Maybe have both collect
and async_collect
methods in the async collector, that way the async registry stays compatible with sync stuff.
What API would y'all like?
What are you missing from what @hanikesn and @ofen are suggesting?
Well, I asked for an API ya'll would like in August and got crickets so I've assumed the interest has waned?
I think the main API is to have add an async generator collect_async()
to the collector API, and maybe run both version in sequence. If that's too complicated to implement, maybe a separate AsyncCollector type. Do you want a PR with a first draft of implementation?
Unless I'm missing something, we don't run any collect whatsoever.
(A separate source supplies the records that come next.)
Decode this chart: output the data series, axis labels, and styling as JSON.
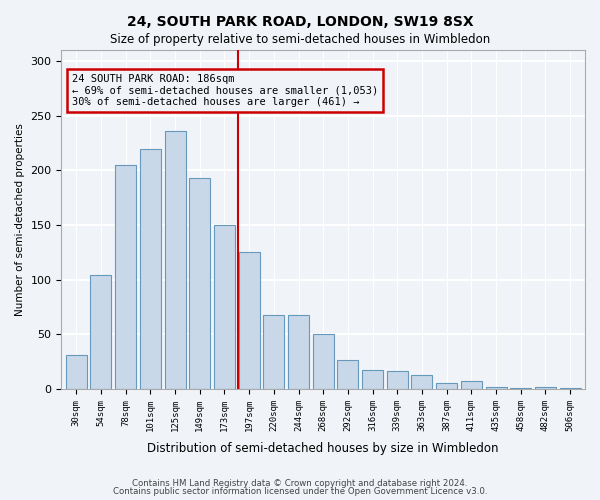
{
  "title1": "24, SOUTH PARK ROAD, LONDON, SW19 8SX",
  "title2": "Size of property relative to semi-detached houses in Wimbledon",
  "xlabel": "Distribution of semi-detached houses by size in Wimbledon",
  "ylabel": "Number of semi-detached properties",
  "categories": [
    "30sqm",
    "54sqm",
    "78sqm",
    "101sqm",
    "125sqm",
    "149sqm",
    "173sqm",
    "197sqm",
    "220sqm",
    "244sqm",
    "268sqm",
    "292sqm",
    "316sqm",
    "339sqm",
    "363sqm",
    "387sqm",
    "411sqm",
    "435sqm",
    "458sqm",
    "482sqm",
    "506sqm"
  ],
  "values": [
    31,
    104,
    205,
    219,
    236,
    193,
    150,
    125,
    68,
    68,
    50,
    26,
    17,
    16,
    13,
    5,
    7,
    2,
    1,
    2,
    1
  ],
  "bar_color": "#c8d8e8",
  "bar_edge_color": "#6699bb",
  "annotation_title": "24 SOUTH PARK ROAD: 186sqm",
  "annotation_line1": "← 69% of semi-detached houses are smaller (1,053)",
  "annotation_line2": "30% of semi-detached houses are larger (461) →",
  "annotation_box_color": "#cc0000",
  "vline_color": "#cc0000",
  "background_color": "#f0f4f8",
  "grid_color": "#ffffff",
  "footer1": "Contains HM Land Registry data © Crown copyright and database right 2024.",
  "footer2": "Contains public sector information licensed under the Open Government Licence v3.0.",
  "ylim": [
    0,
    310
  ],
  "yticks": [
    0,
    50,
    100,
    150,
    200,
    250,
    300
  ],
  "vline_x": 6.54
}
We just run prometheus_client's generate_latest
.
So, unless we wanted to reimplement the official client, I guess the only way would be to somehow run generate_latest
in a thread pool?
The upstream client supports adding custom collectors. Adding support for async collectors would make it possible easily to gather metrics over http for example.